Assuming typical values v = 4000 m / s and F = 100 MHz, the following angles result for the following wavelengths: Lambda [nm] Theta [mrad] 405 0101 488 0122 543 0136 633 0158

The Angle splitting (theta) at constant frequency (F) is thus tiny. The splitting can be additionally increased, by the acousto-optic crystal with different frequencies (F) is operated. These frequencies can also be parallel in the Crystal are fed.

Previous laser modules (see above) already had AOTF for fast wavelength-dependent beam switching or attenuation ( DE 198 29 981 A1 ), new and advantageous here is the use for variable and flexible combination of different light sources.

A another possibility is the use of a prism P (or mirror element or other deflecting element), that for the multiline laser L1 permeable and by which a plurality of light beams L2, L3 are deflected, that they are for the relatively small angles of incidence of the AOTF (e.g., when used a constant frequency (F)) are suitable.
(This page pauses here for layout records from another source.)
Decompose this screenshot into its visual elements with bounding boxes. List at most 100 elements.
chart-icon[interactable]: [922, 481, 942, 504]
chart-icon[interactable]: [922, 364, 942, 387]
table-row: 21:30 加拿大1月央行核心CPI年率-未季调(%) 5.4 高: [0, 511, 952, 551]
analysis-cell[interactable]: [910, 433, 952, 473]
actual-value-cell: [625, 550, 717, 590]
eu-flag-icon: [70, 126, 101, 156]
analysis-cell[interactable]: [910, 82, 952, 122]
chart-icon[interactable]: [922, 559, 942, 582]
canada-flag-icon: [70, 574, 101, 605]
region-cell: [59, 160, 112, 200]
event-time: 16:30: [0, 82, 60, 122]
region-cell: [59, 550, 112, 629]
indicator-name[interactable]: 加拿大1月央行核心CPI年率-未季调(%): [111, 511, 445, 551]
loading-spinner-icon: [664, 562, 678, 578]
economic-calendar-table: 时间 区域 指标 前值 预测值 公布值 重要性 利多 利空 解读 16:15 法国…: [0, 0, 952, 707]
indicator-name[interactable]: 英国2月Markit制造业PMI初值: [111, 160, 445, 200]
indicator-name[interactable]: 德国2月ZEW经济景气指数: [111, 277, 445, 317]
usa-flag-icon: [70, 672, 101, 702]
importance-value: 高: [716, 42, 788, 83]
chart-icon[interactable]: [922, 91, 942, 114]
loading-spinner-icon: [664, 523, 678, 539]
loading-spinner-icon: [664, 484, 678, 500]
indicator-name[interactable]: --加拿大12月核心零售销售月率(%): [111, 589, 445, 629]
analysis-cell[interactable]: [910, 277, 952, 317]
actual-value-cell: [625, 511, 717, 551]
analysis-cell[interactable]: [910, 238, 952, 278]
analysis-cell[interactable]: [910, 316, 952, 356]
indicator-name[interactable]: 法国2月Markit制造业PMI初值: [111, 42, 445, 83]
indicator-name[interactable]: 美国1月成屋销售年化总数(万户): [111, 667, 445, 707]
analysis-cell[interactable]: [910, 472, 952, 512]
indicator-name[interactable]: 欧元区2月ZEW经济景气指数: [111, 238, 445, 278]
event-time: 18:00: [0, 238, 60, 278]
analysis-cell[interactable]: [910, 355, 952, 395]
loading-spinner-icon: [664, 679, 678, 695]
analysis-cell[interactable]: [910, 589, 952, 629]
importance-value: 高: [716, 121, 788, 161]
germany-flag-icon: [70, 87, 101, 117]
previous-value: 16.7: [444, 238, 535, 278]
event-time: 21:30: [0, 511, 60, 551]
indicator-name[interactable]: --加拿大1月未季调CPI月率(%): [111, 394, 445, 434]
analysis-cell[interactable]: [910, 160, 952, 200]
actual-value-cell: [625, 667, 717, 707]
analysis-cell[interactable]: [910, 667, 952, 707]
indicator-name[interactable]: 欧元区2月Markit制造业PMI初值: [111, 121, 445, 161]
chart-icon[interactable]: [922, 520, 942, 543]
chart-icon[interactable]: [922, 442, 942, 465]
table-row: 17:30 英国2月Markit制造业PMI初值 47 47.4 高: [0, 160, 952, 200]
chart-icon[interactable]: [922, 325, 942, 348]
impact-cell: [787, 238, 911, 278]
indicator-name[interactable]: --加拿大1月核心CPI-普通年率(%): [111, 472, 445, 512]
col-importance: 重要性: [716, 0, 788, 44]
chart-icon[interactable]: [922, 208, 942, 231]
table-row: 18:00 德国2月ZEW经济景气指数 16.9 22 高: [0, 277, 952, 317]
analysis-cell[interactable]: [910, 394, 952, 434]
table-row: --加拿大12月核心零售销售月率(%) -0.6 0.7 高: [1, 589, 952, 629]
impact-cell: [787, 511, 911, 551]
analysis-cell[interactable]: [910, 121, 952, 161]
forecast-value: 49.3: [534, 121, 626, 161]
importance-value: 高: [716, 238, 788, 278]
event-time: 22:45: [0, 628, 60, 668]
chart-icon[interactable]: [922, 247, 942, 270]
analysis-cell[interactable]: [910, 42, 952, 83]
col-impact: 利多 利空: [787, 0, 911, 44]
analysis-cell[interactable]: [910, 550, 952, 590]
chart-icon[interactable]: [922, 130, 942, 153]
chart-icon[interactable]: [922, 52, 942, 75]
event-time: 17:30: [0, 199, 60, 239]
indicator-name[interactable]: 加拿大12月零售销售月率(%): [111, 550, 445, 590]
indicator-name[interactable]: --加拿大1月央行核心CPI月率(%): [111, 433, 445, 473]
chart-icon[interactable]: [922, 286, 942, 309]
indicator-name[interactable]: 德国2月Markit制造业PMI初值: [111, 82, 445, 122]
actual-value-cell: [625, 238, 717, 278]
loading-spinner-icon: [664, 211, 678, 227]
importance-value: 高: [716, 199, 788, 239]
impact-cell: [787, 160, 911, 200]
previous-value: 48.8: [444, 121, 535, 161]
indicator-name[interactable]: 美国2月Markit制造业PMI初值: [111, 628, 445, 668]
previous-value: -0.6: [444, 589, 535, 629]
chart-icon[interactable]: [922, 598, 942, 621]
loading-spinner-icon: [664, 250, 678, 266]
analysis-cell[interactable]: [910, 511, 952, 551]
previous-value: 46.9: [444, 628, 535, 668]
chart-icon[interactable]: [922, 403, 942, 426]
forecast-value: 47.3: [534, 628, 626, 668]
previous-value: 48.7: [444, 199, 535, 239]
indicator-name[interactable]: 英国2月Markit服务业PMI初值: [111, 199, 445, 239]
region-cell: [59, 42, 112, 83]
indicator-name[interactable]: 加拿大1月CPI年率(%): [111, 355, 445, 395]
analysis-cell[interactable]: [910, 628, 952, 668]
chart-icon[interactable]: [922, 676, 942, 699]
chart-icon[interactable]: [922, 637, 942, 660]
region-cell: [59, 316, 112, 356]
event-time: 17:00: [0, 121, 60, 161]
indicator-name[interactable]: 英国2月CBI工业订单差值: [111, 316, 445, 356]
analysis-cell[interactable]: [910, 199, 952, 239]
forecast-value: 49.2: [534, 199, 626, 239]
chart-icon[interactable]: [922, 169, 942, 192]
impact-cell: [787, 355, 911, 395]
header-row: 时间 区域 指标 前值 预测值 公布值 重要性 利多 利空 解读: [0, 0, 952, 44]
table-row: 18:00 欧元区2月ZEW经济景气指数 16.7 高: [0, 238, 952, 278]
This prism P or mirror element can advantageously be arranged rotatably for adjusting the angle of incidence or displaceable for setting the impact location. As in the prior art, a coupling point to a microscope, here for example two ports for two scan modules of an LSM is provided. The coupling into light-guiding fibers F takes place in the prior art, for example via collimator optics KO
Advantageously, at the output of the AOTF to forward the radiation in the direction of the microscope, a fiber be firmly coupled (pre-adjustment of the crystal to the fiber).

Claims (5)

Laser scanning microscope with a lighting module for coupling and combining several light sources, characterized in that the coupling via an acousto-optic modulator (AOTF) takes place. Laser scanning microscope according to claim 1, wherein different wavelengths on unterschiedli diffraction orders corresponding different angles are radiated into the AOTF. Laser scanning microscope according to claim 1 or 2, one being several wavelengths containing light source over the zeroth diffraction order of the AOTF is radiated. Laser scanning microscope according to one of claims 1-3, wherein the light sources are lasers. Laser scanning microscope according to one of claims 1-4, wherein the irradiation of at least one wavelength via an adjustable mirror for angle adjustment.